In the preliminary results for the first quarter, non-IFRS cloud and software revenue increased 5 per cent to €3.85 billion, while cloud revenue is up 33 per cent. IFRS earnings per share is up 37 per cent, while non-IFRS earnings per share up 9 per cent.
Luka Mucic, CFO, SAP, said “While EMEA and APJ showed solid execution, the Americas got off to a slower start. We successfully transformed our business in 2015, contributing to the strong rise in earnings per share. With a robust pipeline across our entire portfolio we are on track to achieve our full year outlook.”
In the Americas, continuing political and macroeconomic instability in Latin America, particularly in Brazil, were a drag on first quarter performance, and North America had a slower start to the year, following a strong fourth quarter in 2015.
SAP’s momentum with S/4HANA continued with the company adding more than 500 customers in the quarter, of which 30 per cent were net new SAP customers.

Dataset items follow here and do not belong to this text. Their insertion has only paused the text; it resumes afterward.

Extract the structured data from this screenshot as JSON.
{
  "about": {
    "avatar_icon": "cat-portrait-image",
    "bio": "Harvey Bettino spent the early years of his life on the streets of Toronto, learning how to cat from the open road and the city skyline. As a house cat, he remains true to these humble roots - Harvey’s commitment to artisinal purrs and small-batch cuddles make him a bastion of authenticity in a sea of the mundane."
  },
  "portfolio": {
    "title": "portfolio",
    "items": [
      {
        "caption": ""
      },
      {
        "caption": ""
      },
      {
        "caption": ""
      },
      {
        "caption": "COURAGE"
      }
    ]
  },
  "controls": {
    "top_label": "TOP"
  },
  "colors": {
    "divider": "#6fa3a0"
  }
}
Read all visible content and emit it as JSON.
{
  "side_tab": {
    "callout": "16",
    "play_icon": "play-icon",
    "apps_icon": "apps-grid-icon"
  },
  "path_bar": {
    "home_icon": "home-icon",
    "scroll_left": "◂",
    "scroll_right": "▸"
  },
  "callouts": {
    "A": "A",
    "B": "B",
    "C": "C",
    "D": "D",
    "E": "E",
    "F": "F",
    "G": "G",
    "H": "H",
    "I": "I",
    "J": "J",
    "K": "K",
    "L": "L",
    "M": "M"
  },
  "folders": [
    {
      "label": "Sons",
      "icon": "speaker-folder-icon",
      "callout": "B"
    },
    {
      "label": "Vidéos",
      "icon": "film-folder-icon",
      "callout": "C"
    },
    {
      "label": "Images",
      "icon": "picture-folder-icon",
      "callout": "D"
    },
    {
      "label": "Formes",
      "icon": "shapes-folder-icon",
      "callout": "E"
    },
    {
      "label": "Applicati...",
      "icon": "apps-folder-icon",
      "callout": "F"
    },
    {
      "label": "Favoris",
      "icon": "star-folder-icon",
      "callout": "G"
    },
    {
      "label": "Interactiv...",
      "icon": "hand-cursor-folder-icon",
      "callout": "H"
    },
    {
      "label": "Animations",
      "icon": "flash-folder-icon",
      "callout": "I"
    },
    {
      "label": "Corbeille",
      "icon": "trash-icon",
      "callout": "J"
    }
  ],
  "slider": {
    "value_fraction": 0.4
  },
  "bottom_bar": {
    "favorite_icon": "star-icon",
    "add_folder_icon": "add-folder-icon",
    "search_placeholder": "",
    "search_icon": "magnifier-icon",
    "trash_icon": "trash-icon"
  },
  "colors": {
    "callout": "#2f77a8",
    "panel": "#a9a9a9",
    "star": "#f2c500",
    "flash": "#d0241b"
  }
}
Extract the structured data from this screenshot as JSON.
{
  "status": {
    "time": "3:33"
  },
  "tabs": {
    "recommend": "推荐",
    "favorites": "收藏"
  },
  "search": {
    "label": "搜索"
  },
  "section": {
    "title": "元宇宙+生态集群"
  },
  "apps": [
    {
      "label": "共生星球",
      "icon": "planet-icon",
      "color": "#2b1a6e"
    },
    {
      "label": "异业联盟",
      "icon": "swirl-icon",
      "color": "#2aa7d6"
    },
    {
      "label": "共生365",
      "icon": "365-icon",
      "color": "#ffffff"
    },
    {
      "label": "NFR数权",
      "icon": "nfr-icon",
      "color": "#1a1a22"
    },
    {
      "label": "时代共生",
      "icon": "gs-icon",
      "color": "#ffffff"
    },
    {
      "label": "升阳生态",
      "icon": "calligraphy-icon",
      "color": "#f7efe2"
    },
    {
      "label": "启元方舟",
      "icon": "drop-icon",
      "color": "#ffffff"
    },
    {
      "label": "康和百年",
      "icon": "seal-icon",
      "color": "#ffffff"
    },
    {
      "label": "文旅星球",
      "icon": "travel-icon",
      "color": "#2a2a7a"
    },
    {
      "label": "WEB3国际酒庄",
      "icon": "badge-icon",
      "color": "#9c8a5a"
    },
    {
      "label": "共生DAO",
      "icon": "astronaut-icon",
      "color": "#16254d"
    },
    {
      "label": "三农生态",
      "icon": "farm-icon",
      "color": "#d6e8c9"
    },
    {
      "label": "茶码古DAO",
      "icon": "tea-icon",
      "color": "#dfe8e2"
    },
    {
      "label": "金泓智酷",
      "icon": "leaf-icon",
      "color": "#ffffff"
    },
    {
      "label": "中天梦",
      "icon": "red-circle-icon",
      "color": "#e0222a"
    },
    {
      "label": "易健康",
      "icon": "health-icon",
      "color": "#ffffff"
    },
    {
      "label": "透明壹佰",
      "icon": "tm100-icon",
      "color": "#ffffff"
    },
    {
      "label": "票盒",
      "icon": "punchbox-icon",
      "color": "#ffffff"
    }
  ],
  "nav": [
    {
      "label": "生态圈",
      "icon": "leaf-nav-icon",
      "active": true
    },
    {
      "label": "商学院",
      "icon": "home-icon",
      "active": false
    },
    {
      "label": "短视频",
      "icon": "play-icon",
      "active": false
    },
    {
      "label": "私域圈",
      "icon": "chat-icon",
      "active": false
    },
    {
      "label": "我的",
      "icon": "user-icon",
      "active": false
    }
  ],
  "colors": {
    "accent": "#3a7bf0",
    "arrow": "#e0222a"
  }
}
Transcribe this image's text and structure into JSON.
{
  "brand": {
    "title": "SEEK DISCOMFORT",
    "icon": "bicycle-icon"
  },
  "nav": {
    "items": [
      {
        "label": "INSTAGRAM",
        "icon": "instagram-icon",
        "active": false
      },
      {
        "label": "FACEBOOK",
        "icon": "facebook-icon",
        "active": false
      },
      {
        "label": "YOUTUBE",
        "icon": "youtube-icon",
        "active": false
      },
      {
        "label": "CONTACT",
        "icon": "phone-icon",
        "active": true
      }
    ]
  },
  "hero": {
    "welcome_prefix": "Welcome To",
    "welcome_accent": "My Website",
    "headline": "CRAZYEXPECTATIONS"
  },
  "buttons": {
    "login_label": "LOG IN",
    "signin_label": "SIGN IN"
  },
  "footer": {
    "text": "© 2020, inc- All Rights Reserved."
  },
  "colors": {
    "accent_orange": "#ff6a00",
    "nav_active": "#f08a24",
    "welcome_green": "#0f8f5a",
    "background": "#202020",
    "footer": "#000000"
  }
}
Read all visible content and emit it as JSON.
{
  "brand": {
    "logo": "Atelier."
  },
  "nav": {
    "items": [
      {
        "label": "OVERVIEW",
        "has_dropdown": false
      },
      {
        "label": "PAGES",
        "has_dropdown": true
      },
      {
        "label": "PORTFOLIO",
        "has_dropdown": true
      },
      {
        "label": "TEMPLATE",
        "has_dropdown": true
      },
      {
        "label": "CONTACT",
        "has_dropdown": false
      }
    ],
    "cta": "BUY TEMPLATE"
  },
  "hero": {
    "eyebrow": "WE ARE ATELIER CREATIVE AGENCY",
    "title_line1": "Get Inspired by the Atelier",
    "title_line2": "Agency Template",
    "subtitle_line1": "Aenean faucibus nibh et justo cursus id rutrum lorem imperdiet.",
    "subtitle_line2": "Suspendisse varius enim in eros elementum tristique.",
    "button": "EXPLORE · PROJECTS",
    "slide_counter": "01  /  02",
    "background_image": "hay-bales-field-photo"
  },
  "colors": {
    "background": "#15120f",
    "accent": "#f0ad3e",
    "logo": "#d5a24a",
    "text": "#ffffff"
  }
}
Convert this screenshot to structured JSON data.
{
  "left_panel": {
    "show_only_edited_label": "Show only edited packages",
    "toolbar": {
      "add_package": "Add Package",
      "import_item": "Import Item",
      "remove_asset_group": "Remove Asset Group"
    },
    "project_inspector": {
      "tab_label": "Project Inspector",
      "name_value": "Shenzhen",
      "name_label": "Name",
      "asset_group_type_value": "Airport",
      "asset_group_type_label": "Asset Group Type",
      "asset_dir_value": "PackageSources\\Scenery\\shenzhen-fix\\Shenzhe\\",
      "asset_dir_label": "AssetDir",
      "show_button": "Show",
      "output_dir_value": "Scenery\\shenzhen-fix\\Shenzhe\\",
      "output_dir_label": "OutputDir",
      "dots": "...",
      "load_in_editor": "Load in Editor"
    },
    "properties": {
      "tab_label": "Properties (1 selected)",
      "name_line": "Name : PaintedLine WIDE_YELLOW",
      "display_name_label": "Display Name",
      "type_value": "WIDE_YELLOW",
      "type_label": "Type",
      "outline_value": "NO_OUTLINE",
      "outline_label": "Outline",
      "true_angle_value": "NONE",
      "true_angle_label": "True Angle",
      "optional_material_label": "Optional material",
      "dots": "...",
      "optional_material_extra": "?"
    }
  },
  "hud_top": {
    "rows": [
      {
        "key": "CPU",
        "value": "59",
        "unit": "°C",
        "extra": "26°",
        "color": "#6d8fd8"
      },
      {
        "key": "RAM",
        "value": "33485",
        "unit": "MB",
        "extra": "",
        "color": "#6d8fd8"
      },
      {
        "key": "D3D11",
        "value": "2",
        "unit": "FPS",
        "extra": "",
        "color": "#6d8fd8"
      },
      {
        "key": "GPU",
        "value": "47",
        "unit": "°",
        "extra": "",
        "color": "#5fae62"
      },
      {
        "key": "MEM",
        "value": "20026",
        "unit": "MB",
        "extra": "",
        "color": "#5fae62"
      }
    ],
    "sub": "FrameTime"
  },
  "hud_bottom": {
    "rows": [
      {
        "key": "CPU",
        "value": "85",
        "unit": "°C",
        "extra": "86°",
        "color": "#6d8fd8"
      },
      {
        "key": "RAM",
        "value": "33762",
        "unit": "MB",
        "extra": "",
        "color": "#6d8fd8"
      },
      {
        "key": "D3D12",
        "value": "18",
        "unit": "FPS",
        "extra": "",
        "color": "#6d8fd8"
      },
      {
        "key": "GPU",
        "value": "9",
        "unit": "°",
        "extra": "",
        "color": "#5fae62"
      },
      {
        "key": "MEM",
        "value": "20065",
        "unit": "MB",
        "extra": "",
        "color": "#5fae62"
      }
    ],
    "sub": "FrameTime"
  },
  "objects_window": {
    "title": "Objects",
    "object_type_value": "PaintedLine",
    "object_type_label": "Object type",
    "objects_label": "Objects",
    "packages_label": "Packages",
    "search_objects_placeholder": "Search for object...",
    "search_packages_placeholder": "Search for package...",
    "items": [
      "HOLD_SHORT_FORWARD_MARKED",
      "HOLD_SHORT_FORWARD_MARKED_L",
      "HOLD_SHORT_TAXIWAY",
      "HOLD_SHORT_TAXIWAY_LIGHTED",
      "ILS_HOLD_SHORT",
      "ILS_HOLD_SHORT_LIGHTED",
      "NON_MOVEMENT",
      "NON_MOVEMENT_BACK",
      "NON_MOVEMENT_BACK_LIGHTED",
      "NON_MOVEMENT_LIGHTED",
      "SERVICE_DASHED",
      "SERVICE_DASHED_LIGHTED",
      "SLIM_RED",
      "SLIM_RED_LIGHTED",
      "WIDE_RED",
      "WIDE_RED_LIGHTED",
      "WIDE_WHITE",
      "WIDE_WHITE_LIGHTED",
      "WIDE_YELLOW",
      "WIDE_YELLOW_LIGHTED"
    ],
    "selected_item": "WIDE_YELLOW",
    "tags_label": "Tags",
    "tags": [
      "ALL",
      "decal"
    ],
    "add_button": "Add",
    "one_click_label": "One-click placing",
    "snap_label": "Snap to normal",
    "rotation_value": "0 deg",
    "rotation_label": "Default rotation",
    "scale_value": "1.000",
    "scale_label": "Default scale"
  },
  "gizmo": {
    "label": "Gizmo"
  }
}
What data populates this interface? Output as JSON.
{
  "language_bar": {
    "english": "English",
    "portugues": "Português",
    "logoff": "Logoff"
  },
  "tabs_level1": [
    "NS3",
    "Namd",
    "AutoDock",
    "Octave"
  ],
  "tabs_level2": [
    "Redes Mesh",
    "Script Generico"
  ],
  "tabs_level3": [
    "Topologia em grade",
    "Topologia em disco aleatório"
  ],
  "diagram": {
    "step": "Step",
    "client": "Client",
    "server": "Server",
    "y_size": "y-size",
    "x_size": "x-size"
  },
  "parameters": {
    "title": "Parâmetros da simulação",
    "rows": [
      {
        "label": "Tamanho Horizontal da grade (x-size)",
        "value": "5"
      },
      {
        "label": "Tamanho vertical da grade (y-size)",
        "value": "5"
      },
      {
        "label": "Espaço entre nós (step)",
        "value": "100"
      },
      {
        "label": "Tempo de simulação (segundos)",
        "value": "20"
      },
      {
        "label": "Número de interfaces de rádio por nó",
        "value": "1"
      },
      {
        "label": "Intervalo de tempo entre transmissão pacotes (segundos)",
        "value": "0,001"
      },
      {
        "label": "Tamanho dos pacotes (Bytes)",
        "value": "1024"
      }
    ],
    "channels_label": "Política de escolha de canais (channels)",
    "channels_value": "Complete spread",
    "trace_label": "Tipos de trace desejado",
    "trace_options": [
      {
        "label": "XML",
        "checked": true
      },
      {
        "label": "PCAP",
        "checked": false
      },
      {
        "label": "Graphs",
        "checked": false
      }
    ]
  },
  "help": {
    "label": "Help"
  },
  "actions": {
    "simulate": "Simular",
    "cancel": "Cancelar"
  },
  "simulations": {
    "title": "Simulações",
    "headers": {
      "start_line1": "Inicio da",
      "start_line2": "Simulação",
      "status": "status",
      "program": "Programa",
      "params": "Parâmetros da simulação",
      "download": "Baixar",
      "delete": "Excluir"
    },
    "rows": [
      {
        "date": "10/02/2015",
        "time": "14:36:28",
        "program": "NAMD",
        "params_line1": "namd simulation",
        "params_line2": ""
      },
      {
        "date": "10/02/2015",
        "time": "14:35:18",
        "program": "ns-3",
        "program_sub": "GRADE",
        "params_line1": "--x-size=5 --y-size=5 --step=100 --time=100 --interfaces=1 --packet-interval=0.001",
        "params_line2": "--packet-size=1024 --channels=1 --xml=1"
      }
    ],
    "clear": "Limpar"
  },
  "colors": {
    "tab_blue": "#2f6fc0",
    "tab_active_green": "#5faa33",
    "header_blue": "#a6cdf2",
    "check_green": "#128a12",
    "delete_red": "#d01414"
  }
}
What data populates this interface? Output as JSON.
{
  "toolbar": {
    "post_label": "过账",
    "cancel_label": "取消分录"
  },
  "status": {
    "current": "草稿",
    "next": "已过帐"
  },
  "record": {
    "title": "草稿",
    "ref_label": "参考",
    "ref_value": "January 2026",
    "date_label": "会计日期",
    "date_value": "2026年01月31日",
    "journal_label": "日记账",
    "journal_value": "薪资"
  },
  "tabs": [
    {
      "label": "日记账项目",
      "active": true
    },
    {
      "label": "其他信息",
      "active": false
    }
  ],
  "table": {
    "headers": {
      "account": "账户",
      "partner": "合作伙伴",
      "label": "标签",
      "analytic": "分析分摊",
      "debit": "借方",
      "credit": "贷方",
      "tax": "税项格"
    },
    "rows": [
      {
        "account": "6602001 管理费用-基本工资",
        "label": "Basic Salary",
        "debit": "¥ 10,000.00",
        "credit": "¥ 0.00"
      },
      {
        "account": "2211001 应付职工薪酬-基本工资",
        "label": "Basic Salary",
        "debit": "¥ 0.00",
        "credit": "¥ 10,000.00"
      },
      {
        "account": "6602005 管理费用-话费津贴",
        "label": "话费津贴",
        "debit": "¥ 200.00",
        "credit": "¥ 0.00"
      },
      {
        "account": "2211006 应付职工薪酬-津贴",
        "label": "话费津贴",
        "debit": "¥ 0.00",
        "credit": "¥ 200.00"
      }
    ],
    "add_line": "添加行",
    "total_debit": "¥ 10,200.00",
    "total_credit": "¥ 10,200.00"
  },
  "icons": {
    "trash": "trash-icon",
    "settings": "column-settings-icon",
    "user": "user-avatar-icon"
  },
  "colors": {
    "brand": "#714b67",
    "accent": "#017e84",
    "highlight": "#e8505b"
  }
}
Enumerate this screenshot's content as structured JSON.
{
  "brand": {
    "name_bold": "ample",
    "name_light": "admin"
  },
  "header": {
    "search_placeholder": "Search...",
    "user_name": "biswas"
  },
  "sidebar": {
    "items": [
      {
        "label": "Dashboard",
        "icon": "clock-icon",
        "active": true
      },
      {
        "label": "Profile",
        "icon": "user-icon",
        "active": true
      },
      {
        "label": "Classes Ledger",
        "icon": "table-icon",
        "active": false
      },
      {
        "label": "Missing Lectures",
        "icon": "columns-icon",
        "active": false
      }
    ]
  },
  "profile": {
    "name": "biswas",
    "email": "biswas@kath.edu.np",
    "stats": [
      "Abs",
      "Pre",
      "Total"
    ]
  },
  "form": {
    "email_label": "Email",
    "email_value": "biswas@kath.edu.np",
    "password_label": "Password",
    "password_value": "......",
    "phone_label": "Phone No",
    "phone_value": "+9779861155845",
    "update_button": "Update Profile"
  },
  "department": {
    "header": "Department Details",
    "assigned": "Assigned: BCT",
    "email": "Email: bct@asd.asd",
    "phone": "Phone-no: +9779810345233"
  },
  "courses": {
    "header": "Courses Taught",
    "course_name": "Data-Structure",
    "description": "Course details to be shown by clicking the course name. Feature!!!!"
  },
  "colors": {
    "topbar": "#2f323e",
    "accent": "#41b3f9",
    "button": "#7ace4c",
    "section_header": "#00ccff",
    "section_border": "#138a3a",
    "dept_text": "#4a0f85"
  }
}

“SAP’s fundamental growth drivers are rock solid – from our best-in-class S/4HANA applications to our completeness of vision in the cloud,” said Bill McDermott, CEO, SAP. “We expect increasing momentum as the year progresses, fully consistent with our guidance for the full year. SAP continues to be a highly profitable growth company.”
SAP SE now expects full year 2016 non-IFRS cloud subscriptions and support revenue to be in the range of €2.95 – 3.05 billion (compared with €2.3 billion in 2015). The company expects full year 2016 non-IFRS cloud and software revenue to increase by 6-8 per cent at constant currencies.